AMD has put out a good deal of nonsense about the Palomino delay, and unfortunately, the media has bought it hook, line and sinker.

I find it disgusting that AMD treats the media like clowns. I’m even more disgusted when they’re proven right.

“This Is A Great Move That Saves AMD Money and Gets The Most Out Of The TBird Investment”

You normally buy a new car every three years. That means that in six years, you buy two cars.

Let’s say you hold on to car number one for four years, and car number two for two years.

Have you saved any money over six years? No, you still bought two cars.

Did you get more for your money as a result? No, you got more use for your money (at the risk of a few extra breakdowns) from car number one, but less from car number two. You use car number one more, but car number two less.

This is just what AMD said it was going to do. It pushed back Palomino, but did NOT push back its successor chips. So instead of TBirds being around nine months, and Palominos twelve; TBirds will be around fifteen months, and Palominos six.

AMD still has to bear the cost of revamping twice. It sure will get more use out of any TBird equipment, but so long as those Thoroughbred/Clawhammer release dates stay the same, they’ll just get less use out of any Palomino equipment.

I cannot believe noticing that is genius. If it is, I need to find a better species to join. 🙂

An Unspoken Delay?

There is one way this approach could save AMD money.

If you decide not to buy two cars in six years, but rather buy two cars in seven years, then you do get more use for your money.

But that’s not the roadmap says. Not yet, anyway.

I’ve spoken in the past about AMD making a virtue out of necessity with the Palominos; I think they at least had problems getting them to run at high speeds.

For a number of reasons, I suspect those roadmap predictions of Clawhammer/Thoroughbred introduction are going to crumple like cards when the time approaches.

For one thing, the infrastructure for a next-generation mobo is not likely to be in place in time. Clawhammer will require
an entirely different type of motherboard. PC2100 is supposed to be replaced by PC2600, and there’s early engineering samples of PC3200 floating around. PC2600 has a different pin count than PC2100, that means yet new mobos for that even with Thoroughbred. Given the difficulties we’ve had getting PC2100 and mobos for it, it’s probably safe to assume delays there, and PC2100 doesn’t make a whole lot of sense for 2.5Ghz-3Ghz processors.

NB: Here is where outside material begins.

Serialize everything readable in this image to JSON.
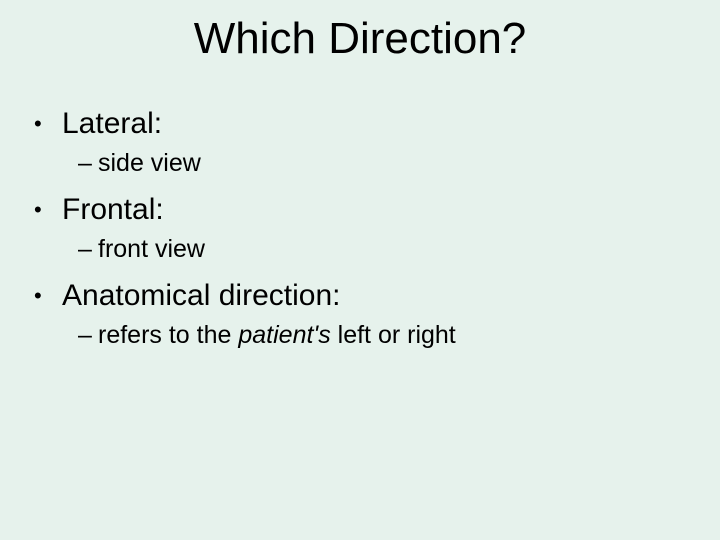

So even if AMD is ready on time, everybody else is unlikely to be.

Now this could have been really bad news for AMD in 2002 if Willy2 were a rip-snorting processor, but this is beginning to look unlikely. Some more L2 cache, and that’s pretty much it. A 2.5Ghz unimproved Willy2 (which we’re likely in see in early 2002) will still give AMD some uncomfortable moments in the Mhz race, but it looks manageable, especially if Intel insists on skyhigh pricing.

So either AMD is not being too truthful about saving money, or they’re being truthful about saving money but not truthful as to why.